19 August 2011

Asset Allocation - Key Part in Personal Portfolio Management

Asset Allocation, in my opinion, is the key part in your personal portfolio management. It means that after you have taken notice of your risk & return characteristic, you can now start thinking of constructing a good personal portfolio that suits to you needs, be it a long term needs such as children education purposes or retirement needs, or short term needs such as marriage expenses.

Asset allocation, is the way how you allocate your cash in different asset classes. Let me show you an example:

50% - Stock
40% - Fixed Income / Alternative Investment / Commodities
10% - Cash & Equivalent

Why I just allocate 10% as cash & equivalent? In long term investment, cash is always just a tool for us to park there temporarily as we always knew that Inflation will 'eaten' up all our cash, as the purchasing power reduced, means that we will need to use more cash to purchase a same thing today as compared to few years ago.

50% in Stock/Equities will allow you to always in a 'Balance' mode, means that you will neither be aggressive nor conservative.

Of course, if you more aggressive, you can adjust upward the portion of Stock/Equities in your personal portfolio.

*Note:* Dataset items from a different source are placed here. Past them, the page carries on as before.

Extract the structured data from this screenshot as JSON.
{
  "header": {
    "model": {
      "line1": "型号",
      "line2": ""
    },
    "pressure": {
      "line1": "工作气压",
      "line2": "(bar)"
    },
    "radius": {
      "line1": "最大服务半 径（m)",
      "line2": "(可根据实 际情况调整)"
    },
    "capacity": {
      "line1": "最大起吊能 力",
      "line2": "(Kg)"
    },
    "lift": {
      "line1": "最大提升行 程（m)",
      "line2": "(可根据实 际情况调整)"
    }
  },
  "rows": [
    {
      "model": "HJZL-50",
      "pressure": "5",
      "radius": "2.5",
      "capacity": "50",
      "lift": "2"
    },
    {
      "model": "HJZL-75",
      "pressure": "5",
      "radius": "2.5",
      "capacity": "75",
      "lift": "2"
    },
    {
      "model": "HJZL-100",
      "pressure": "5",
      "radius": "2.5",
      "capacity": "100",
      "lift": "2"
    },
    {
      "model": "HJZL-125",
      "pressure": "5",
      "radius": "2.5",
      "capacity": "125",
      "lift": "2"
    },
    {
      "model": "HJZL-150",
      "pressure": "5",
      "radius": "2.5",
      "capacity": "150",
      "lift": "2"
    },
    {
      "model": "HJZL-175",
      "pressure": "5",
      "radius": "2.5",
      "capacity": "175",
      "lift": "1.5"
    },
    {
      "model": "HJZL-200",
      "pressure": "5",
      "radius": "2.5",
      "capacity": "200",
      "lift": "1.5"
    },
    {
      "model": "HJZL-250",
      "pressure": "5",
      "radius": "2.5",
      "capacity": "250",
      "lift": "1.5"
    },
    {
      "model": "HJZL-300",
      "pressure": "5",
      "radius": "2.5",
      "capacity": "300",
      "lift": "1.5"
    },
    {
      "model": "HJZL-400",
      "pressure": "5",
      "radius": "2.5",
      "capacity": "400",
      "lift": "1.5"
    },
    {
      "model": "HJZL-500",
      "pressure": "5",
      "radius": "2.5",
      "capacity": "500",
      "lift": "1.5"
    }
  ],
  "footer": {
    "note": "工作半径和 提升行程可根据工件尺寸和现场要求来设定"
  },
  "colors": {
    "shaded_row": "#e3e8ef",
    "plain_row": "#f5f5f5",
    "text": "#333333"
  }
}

If you are more conservative (most girls are conservatives), you can invest in Fixed Income related, such as REITs, Fixed Income ETFs, Gold ETFs, Unit Trusts or even real estate. 

My personal advice to you is to invest in ETFs/REITs/Unit Trusts before you start investing in personal stock, to learn how the global market movement, before you learn about the micro economic (such as analyze a company performance in long term etc).